If I read Smith right, the answer is three fold.  Ike felt, as I understand the argument, (1) that nukes were cheaper than ground war; (2) reduction in conventional weapons would actually reduce the scourge of ground wars; and (3) the very threat of mass destruction would be enough to keep it at bay.

O boyo boyo boy.  But before you fulminate with excess against Ike's policy, keep in mind the stark fact that it worked: we got through the Cold War precisely without the kind of holocaust that MAD was supposed to scare us out of (FWIW, I don't think this discussion as anything to do with proliferation, rogue nukes, or the other problems of the 21st Century--they were bound to happen anyway).

It worked:  my mother again: well, that's more good luck than good planning.  It might well be, and thank heavens we don't have any kind of a double-blind study designed to see how it might have gone in an alternative universe (does Harry Turtledove go into this possibility?  I don't know).  So, the fact is it worked.  But I'm still not quite persuaded that this ends the analysis.  For even if we sidestepped the unspeakable, still the fact is that MAD led is straightway into the  colossally dangerous, destabilizing and mainly  expensive arms race that MAD put in place.  In  short, precisely the sort of thing Ike inveighed against when he spoke about the military-industrial complex.




1 comment:

Ken Houghton said...

"the fact is that MAD led is straightway into the colossally dangerous, destabilizing and mainly expensive arms race that MAD put in place. In short, precisely the sort of thing Ike inveighed against when he spoke about the military-industrial complex."

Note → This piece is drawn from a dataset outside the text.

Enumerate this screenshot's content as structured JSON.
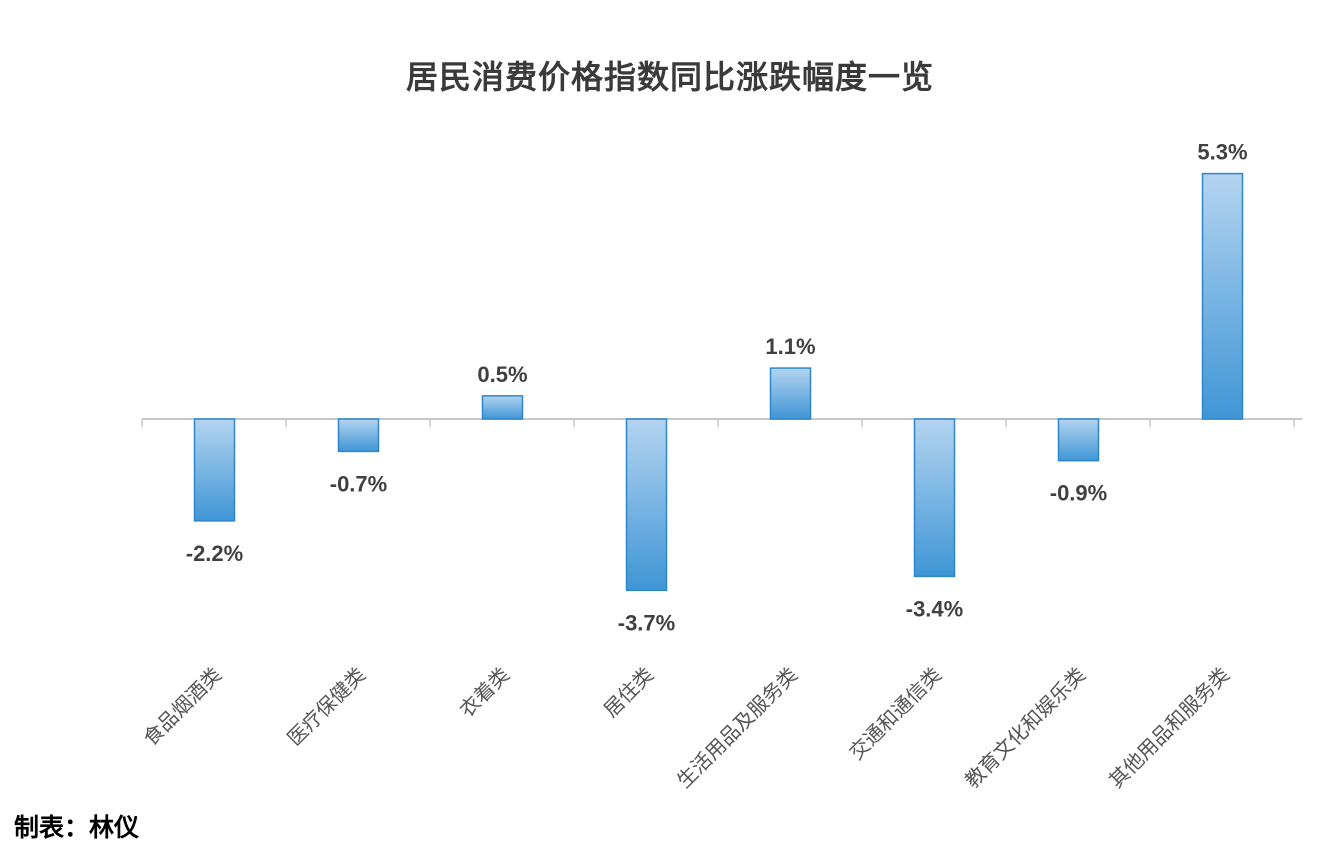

Unintended consequence. (Only semi-joking.)

You can see the outline of what you need: a limited number of troops for "small wars," a proportionate arsenal of nuclear weapons.

If it's really less expensive to build and maintain a bomb than to train x number of troops, you save in the long run (against the counterfactual, of course). And if you can reduce your "small" wars--not try to fight where the French (1954) or the Russians (1981) failed--the budget growth is mitigated as well.

But it's a big if up there, even if you're ignoring the positive externalities of military service (which would not be available to those x troops).

In short, it's what happens when you pretend physics is a substitute for sociology, just because the latter is more difficult: a solution only an economist could love.